Maximal $k$ such that ${{n+k+1}\choose{n+1}}$ is odd

Question

How to compute the maximal $k$ such that $ 1\leq k\leq n $ and

$$ {{n+k+1}\choose{n+1}} $$

is odd?

Given $n$, suppose this maximal number is $f(n)$. I want to obtain the explicit expression of the function $f$.

Answer 1

Below I allow $0\le k\le n$ to avoid an annoying technicality (that technicality being that disallowing $k=0$ leads to no solutions in some cases).

By Lucas's theorem a binomial coefficient $\binom{s}{t}$ is odd if and only each of the binary digits of $s$ is greater than or equal to the corresponding binary digit of $t$.

Letting $n+1=t$, we are looking for the largest $s$ which fits the above criteria such that $t\le s\le 2t-1$.

Now let's take the binary representation of $t=\left(b_mb_{m-1}\dots b_0\right)_2$ where $b_m=1$ and $b_i\in\{0,1\}$. Multiplying by $2$ gives $2t=\left(b_mb_{m-1}\dots b_00\right)_2=2^{m+1}+\left(b_{m-1}\dots b_10\right)_2$. Note now that $$\left(b_mb_{m-1}\dots b_0\right)_2>\left(b_{m-1}\dots b_00\right)_2$$ because the first $0$ in the right-hand expression appears before the first $0$ in the left-hand expression.

Hence if each digit of $s$ is bigger than or equal to the corresponding digit of $t$ and $s<2t$, we in fact need $s<2^{m+1}$. Now we notice that $2^{m+1}-1$ is the maximal such number and has all $1$s in its binary expansion (so each digit is bigger than or equal to the corresponding digit in $t$).

We conclude $$\binom{s}{t}=\binom{2^{m+1}-1}{t}$$ is the last odd binomial coefficient where $t\le s\le 2t-1$ and $2^m$ is the largest power of $2$ less than $t$ (notice that we can represent this as $m=\left\lfloor\log_2t\right\rfloor$).

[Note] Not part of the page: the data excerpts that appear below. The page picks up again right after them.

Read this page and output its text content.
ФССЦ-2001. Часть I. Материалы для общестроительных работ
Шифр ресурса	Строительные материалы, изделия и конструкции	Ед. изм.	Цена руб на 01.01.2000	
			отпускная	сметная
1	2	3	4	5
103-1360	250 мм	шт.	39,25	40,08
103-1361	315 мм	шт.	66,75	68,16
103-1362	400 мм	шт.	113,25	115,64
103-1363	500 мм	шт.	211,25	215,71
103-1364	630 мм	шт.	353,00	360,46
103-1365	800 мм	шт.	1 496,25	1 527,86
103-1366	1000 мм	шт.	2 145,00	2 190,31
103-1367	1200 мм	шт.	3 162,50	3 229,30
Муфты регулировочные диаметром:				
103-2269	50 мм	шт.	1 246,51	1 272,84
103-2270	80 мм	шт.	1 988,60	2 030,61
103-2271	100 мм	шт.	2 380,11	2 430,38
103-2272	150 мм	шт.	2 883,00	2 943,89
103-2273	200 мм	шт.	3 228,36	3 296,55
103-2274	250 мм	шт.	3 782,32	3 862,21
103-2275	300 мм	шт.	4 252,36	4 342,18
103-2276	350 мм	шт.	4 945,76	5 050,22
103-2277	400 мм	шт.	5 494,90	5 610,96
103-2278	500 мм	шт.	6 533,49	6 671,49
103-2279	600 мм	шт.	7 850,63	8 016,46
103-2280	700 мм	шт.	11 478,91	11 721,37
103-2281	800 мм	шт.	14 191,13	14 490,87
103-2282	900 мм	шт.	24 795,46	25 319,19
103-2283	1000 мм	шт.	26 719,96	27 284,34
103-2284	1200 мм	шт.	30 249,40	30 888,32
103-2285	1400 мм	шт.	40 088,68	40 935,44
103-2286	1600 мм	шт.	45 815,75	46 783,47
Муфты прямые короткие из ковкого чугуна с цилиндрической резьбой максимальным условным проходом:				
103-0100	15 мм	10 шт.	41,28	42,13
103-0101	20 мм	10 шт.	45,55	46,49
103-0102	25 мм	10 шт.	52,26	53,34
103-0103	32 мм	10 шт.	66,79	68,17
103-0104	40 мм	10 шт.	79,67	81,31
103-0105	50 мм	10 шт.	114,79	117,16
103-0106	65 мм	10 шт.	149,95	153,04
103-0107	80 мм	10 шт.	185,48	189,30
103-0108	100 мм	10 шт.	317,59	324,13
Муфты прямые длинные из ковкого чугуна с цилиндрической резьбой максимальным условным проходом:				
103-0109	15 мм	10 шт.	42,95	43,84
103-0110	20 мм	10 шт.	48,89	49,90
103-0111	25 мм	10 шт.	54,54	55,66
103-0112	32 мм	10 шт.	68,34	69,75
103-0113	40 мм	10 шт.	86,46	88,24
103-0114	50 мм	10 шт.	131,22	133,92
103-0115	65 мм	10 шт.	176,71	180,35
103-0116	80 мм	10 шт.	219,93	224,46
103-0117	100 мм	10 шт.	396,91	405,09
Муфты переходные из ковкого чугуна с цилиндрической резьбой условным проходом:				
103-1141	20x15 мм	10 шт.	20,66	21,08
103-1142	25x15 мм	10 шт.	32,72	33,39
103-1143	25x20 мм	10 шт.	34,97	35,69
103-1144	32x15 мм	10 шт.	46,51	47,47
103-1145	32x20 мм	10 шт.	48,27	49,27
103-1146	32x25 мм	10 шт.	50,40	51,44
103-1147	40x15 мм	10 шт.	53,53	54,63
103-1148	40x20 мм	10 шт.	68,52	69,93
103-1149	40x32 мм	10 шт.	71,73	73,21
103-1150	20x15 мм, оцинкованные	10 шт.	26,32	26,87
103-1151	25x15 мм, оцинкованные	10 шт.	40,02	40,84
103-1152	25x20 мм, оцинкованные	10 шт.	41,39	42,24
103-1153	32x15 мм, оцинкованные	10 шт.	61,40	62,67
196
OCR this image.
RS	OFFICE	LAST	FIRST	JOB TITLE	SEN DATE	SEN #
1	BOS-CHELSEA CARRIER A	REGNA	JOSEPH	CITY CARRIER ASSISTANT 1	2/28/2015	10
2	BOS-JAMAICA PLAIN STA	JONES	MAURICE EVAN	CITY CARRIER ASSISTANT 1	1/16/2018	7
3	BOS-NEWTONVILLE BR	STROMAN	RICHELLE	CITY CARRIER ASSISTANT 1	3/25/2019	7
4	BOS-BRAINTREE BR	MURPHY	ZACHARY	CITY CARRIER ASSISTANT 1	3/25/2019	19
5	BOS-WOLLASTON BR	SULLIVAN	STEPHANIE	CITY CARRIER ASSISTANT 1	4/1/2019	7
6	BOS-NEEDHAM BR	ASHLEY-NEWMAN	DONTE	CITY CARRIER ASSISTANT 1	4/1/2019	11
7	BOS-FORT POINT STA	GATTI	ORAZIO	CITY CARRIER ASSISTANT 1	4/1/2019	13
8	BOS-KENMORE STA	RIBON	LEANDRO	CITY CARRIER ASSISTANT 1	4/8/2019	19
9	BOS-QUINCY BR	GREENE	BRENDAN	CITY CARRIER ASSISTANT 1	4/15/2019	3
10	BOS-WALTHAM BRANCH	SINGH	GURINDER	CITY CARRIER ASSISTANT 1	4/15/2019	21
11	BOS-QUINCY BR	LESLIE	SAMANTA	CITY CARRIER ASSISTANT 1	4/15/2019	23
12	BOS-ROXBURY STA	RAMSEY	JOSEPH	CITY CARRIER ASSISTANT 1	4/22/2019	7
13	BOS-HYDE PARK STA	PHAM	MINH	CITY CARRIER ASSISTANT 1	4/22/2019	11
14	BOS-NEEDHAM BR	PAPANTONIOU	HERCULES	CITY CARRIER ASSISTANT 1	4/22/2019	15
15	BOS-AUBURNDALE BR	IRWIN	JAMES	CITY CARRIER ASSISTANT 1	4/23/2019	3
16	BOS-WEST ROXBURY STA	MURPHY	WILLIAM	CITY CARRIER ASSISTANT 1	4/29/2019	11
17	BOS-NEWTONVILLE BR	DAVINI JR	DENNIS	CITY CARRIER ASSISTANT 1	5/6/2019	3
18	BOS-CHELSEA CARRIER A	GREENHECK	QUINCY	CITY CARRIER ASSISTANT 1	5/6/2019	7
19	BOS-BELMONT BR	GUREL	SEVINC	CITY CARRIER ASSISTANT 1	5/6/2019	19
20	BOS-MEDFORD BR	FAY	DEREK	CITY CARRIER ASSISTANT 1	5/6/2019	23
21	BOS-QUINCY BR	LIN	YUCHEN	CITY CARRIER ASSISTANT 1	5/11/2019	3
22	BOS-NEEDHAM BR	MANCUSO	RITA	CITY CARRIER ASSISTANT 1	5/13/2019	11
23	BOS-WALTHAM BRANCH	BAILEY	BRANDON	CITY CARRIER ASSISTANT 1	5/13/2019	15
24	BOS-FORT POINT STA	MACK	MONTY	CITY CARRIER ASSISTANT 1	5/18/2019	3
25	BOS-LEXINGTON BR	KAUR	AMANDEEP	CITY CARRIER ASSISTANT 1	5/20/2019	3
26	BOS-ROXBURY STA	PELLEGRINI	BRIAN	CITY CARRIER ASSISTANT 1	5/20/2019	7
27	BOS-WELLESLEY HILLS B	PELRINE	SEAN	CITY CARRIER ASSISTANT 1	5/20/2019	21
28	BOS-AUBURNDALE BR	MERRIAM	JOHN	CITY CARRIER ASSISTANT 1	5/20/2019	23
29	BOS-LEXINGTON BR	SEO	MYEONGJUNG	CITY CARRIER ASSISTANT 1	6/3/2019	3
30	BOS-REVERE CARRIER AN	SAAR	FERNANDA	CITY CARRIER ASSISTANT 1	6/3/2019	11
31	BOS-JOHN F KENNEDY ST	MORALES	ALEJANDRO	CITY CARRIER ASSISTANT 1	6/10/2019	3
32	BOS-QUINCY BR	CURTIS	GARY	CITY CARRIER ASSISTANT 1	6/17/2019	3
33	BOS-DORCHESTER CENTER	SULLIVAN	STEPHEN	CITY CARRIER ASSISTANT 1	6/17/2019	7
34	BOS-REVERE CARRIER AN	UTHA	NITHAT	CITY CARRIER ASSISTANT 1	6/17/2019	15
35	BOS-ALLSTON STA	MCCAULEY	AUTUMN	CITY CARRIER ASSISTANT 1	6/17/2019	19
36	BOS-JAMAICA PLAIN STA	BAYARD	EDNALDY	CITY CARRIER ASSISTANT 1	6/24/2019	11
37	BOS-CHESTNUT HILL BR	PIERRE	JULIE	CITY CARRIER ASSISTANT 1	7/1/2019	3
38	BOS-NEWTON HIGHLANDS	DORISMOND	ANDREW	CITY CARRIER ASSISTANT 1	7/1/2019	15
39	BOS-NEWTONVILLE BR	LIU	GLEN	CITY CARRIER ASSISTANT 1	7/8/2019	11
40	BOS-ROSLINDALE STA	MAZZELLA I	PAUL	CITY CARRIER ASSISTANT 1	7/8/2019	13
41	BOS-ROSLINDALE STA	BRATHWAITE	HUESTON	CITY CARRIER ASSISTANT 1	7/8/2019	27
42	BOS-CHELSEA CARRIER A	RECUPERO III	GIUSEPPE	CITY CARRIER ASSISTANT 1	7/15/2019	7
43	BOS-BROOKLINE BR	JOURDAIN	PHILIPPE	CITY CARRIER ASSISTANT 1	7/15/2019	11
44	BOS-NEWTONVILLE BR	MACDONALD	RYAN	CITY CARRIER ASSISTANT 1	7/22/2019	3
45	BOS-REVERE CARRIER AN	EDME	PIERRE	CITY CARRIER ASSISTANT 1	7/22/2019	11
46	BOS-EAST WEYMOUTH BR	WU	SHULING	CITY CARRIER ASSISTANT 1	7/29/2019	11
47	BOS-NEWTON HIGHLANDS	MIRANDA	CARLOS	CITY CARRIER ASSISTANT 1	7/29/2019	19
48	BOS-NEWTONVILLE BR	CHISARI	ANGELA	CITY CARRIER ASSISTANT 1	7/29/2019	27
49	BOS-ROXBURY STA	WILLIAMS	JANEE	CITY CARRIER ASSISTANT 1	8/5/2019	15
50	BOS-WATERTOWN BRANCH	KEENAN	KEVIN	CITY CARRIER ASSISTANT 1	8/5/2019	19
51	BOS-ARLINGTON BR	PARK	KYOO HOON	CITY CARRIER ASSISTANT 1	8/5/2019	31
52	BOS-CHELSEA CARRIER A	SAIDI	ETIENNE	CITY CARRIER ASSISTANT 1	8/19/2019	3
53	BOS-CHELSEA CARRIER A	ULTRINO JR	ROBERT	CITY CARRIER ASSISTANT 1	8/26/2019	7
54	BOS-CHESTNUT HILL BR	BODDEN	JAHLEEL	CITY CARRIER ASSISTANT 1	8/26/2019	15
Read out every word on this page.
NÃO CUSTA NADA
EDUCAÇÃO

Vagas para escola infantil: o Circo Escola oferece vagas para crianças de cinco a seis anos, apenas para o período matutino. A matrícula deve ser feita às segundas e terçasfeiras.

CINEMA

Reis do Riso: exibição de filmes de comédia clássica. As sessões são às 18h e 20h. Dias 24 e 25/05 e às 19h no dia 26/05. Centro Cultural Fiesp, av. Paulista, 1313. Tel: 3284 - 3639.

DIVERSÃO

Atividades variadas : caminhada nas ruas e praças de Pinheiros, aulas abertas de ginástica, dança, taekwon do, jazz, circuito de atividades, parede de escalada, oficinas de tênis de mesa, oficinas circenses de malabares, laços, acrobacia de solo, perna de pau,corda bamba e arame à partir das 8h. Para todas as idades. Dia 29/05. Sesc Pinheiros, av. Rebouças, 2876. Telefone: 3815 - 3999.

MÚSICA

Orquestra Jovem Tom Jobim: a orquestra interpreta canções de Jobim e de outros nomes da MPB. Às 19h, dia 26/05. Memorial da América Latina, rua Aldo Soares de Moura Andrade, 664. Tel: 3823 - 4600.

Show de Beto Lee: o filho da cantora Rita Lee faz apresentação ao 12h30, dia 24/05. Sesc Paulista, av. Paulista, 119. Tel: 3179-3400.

Converting back to the original formulation, we get $$f(n)=2^{\left\lfloor\log_2(n+1)\right\rfloor+1}-n-2$$

Answer 2

The explicit expression what I've found: $$f(n) = \begin{cases} -\infty, & \mbox{if $n$ has the form $2^{j-2}-2$} \\ 2^{1+\left\lfloor\log_2{\left(n+1\right)}\right\rfloor}-n-2, & \mbox{otherwise} \end{cases}$$

I've conjectured this function by calculating a few terms of the sequence $f$.